India Post, the postal service department of government of India was announced a Gold Accumulation Plan in 2009.  This scheme was launched , in association with the World Gold Council and Reliance Money, a financial services company of the Reliance Group.  As per GAP, customers can purchase gold coins from selected India Post offices across the states in the country. “The GAP project ensures that people have the options like the Systematic Investment Plans of investing in gold by accumulating small quantities of the yellow metal.  I am not sure whether this scheme is working smoothly.  For more details please contact your nearest Post Office.  One thing I am sure that, this scheme is available only in few selected Post Offices.    If Post Office is offering such type of schemes, whey you wanted to go to private parties and lose your money,


There is not much advantage for an investor in building a corpus with a jeweller.  If someone want to accumulate cash to buy gold, they  can get better returns even if they invest in a  bank recurring deposit. Also, this gives the investor more control and guarantee. One can decide where to buy the gold from and for how much at their sole liberty.   A better option is to invest in gold exchange traded funds (ETFs).  The investor can buy gold ETF units in small quintiles for even Rs. 1,000/- and convert them to physical gold later as per their wish.  There is no lock in period. Gold ETFs are listed and very liquid also.


Gold ETFs - Gold Exchange Traded Funds (ETFs) have become quite popular in the last couple of years with a number of Mutual Fund companies in India launching this Exchange Trades Funds. In fact Gold ETFs are the most popular asset ETFs in India currently. The asset size of these ETFs has increased sharply with the increasing popularity of gold as an investment option. Gold ETF are like stocks listed on the stock exchanges any one can buy and sell these ETF just like shares.

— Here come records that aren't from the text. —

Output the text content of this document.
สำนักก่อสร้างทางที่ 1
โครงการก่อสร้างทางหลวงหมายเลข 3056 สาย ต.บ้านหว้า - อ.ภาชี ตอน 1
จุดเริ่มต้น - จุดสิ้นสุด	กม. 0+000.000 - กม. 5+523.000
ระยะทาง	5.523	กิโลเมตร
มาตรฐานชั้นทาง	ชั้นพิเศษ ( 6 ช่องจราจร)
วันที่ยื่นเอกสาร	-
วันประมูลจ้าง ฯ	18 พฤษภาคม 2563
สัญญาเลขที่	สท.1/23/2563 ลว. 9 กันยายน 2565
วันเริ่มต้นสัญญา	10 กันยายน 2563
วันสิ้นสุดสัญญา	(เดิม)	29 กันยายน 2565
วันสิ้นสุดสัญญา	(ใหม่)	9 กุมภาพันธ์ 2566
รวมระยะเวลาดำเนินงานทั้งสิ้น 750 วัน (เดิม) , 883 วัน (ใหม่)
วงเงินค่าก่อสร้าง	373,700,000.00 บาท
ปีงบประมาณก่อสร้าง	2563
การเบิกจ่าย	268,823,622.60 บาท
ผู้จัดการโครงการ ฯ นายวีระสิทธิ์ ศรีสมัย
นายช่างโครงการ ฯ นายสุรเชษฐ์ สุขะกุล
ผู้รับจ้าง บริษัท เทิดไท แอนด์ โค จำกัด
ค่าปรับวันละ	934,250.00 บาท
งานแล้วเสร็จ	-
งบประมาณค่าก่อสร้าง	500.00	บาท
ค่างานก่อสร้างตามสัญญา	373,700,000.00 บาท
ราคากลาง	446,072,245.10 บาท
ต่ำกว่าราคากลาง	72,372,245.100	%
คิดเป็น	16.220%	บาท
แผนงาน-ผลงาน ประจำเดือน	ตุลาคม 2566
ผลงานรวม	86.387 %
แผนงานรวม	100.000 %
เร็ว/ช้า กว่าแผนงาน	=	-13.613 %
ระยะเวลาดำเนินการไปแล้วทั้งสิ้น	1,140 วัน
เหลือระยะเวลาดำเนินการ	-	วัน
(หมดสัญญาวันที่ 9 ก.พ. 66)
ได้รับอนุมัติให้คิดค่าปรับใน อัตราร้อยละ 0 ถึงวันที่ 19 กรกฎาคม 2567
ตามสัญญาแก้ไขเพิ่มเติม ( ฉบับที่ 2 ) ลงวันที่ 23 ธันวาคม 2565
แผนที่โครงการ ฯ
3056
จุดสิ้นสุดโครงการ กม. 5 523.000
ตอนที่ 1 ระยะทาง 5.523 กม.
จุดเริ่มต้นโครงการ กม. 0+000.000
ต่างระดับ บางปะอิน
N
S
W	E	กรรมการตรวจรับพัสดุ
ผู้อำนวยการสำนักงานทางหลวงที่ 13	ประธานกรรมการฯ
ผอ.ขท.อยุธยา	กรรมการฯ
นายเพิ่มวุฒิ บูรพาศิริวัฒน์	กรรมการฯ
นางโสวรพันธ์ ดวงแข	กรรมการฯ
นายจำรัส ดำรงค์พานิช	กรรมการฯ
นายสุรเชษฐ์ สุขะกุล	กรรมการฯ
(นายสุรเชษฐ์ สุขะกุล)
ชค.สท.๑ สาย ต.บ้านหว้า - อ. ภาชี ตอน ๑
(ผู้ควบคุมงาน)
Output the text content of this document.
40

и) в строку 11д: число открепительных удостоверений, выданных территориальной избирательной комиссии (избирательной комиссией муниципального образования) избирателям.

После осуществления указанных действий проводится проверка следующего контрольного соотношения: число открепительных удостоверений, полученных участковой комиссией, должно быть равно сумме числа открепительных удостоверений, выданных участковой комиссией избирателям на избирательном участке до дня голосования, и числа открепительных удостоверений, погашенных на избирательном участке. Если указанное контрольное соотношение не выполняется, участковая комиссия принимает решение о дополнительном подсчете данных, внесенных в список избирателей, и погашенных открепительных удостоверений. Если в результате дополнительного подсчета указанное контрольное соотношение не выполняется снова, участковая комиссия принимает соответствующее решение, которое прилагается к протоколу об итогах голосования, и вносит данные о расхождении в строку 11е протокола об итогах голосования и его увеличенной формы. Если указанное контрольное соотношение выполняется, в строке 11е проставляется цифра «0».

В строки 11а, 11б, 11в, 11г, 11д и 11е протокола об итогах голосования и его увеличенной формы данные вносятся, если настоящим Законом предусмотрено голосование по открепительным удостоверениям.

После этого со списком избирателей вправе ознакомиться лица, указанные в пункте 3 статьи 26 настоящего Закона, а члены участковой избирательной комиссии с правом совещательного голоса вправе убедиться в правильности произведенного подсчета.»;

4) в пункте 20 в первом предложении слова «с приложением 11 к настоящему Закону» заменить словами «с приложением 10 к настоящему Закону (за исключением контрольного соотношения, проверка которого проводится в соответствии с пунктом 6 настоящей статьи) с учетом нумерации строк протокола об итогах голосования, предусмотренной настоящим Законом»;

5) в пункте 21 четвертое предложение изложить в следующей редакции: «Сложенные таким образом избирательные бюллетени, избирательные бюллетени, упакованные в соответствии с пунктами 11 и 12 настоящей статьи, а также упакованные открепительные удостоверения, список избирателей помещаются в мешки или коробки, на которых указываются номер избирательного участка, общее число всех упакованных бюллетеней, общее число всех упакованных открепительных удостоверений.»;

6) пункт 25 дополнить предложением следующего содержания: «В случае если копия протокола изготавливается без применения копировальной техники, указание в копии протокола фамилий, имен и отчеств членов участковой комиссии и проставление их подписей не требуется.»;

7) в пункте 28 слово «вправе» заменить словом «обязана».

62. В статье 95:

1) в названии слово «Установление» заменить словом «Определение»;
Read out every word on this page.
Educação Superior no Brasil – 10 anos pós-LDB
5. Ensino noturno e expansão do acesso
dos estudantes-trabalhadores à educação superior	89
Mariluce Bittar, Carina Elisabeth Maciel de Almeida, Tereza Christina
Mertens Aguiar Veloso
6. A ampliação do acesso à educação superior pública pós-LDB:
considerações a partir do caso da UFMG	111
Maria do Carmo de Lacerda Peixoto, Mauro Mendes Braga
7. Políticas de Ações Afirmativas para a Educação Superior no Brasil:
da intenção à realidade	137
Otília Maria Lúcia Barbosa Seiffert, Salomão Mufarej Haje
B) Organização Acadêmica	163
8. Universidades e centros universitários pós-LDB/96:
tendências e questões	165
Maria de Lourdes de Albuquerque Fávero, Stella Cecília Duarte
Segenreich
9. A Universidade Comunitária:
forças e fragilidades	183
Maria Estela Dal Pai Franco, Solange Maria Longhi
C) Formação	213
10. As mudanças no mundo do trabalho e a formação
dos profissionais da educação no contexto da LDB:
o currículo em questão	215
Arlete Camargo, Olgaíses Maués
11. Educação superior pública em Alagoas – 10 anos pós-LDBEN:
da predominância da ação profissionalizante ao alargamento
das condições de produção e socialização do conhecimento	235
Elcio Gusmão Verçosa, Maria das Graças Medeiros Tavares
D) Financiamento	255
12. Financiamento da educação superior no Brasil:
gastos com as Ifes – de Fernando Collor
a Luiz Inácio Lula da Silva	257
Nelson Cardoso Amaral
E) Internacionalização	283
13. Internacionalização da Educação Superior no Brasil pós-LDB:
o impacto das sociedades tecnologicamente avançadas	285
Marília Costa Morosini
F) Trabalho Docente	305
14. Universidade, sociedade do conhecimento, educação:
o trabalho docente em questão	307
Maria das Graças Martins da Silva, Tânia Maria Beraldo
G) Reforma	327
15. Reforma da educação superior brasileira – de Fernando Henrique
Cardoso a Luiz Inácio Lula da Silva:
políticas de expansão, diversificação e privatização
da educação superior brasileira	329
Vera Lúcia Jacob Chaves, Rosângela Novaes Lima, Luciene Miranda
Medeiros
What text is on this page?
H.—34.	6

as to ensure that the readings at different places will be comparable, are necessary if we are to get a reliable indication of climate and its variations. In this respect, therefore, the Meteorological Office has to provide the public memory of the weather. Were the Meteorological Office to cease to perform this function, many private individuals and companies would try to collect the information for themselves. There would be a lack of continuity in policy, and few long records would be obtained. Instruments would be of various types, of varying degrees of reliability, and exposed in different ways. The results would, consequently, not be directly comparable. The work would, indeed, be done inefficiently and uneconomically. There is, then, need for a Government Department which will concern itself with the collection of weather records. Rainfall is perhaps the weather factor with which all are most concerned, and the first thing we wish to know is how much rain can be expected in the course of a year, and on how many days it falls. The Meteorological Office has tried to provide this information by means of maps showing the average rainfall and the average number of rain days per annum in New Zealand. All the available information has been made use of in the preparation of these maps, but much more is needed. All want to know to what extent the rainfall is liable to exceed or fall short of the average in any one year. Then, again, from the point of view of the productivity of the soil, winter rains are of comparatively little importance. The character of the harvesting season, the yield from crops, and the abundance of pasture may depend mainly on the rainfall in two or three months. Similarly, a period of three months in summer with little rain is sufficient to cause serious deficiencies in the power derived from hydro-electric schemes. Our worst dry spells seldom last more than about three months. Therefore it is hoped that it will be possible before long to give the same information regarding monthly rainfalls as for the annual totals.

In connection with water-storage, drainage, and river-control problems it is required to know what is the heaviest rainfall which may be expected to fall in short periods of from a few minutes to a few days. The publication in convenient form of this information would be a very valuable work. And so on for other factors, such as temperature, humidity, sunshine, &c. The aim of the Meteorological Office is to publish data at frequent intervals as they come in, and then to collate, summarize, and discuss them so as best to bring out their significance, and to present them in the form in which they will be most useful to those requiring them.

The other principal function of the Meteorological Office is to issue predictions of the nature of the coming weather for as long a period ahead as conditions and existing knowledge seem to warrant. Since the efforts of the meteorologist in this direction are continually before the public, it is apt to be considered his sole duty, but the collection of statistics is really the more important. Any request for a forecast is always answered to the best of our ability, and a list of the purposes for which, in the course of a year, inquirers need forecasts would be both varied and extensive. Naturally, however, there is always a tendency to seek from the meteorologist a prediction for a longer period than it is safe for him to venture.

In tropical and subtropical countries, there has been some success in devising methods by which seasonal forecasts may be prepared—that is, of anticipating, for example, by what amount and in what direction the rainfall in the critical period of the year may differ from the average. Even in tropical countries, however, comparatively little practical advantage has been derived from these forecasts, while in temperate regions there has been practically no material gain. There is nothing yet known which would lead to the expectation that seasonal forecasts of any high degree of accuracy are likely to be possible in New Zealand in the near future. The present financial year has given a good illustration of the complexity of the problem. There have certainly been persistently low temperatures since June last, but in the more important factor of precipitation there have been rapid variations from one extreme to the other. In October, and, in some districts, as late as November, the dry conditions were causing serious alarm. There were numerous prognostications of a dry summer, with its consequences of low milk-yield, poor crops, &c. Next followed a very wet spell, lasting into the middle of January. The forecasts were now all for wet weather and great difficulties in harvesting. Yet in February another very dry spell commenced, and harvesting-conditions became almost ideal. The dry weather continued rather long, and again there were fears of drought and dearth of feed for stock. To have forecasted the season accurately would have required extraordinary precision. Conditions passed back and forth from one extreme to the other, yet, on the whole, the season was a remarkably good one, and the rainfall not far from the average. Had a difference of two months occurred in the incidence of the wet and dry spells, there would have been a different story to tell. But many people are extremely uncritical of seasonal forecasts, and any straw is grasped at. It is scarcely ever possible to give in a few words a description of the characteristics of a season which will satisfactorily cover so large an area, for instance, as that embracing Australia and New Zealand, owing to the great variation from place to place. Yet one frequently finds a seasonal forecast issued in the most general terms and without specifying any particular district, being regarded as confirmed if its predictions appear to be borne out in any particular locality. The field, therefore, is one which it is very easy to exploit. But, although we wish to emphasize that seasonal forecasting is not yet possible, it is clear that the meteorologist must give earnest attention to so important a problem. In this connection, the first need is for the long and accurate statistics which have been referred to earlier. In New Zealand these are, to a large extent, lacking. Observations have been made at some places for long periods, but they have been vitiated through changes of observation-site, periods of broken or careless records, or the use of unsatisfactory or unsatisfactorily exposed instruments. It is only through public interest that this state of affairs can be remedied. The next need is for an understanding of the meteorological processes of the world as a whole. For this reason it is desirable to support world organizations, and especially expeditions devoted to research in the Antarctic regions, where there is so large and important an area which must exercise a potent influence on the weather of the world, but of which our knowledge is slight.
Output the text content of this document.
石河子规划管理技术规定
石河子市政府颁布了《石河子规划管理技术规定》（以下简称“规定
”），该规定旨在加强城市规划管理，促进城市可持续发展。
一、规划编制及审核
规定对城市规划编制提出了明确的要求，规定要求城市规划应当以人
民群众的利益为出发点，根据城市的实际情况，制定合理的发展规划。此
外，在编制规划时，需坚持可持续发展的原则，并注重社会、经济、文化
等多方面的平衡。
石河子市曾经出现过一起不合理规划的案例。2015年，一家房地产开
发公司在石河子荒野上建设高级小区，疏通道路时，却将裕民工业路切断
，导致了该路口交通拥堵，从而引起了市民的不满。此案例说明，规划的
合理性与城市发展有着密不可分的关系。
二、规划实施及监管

Advantages of Investing in Gold ETF

  1. Purchases can be made in small denominations: An investor can purchase gold ETFs in small denominations. For example, one gold ETF unit represents one gram of gold, some funds its half gram (eg. Quantum Gold Fund). Therefore, an investor can even buy small amount of units at a time and then accumulate more units over time to shore up his investment.
  2. No worries about quality: When buying a gold bar or gold coin, a buyer has to make sure he buys it from a trustworthy source, lest he gets saddled with gold of lesser purity. There have been instances when one has paid for a 24K/10 gram gold coin and has got a lesser quality coins. This cannot happen in the case of a Gold ETF as an investor does not need to take physical delivery of the gold.
  3. Convenient resale: Since Gold ETFs are listed and traded on the exchange like other company shares, an investor can buy or sell units easily anytime during market hours. Try comparing this with the headache of selling a gold bar, coin or jewelery. An investor always tends to lose some amount towards making charges plus other deductions in case of jewelery and banks do not buy back gold coins, even when purchased from them.
  4. Hassle-free storage: In case of Gold ETFs, there is no hassle of storage as it is in demat form. In case of gold bars, coins or jewelry, one may have to hire a bank locker, which again comes at a considerable cost.
  5. Taxation Advantage: Physical gold needs to be held for three years or more to be eligible for long-term capital gains. If physical gold is sold before the stipulated period of three years then short-term capital gains tax will be applicable (the gain will be added to his/her total income). Comparatively, if Gold ETFs are held for less than a year, then the gains fall under short term capital gains. This means, that gains are clubbed with the overall income of the investor and depending on the tax slab he/she falls in, taxes will be applicable. Further, if the Gold ETF units are held for over 12 months; then the gains are classified as long term capital gains tax, where the investor will pay either 10% on the gain (profit) without indexation or 20% with indexation, whichever is lower.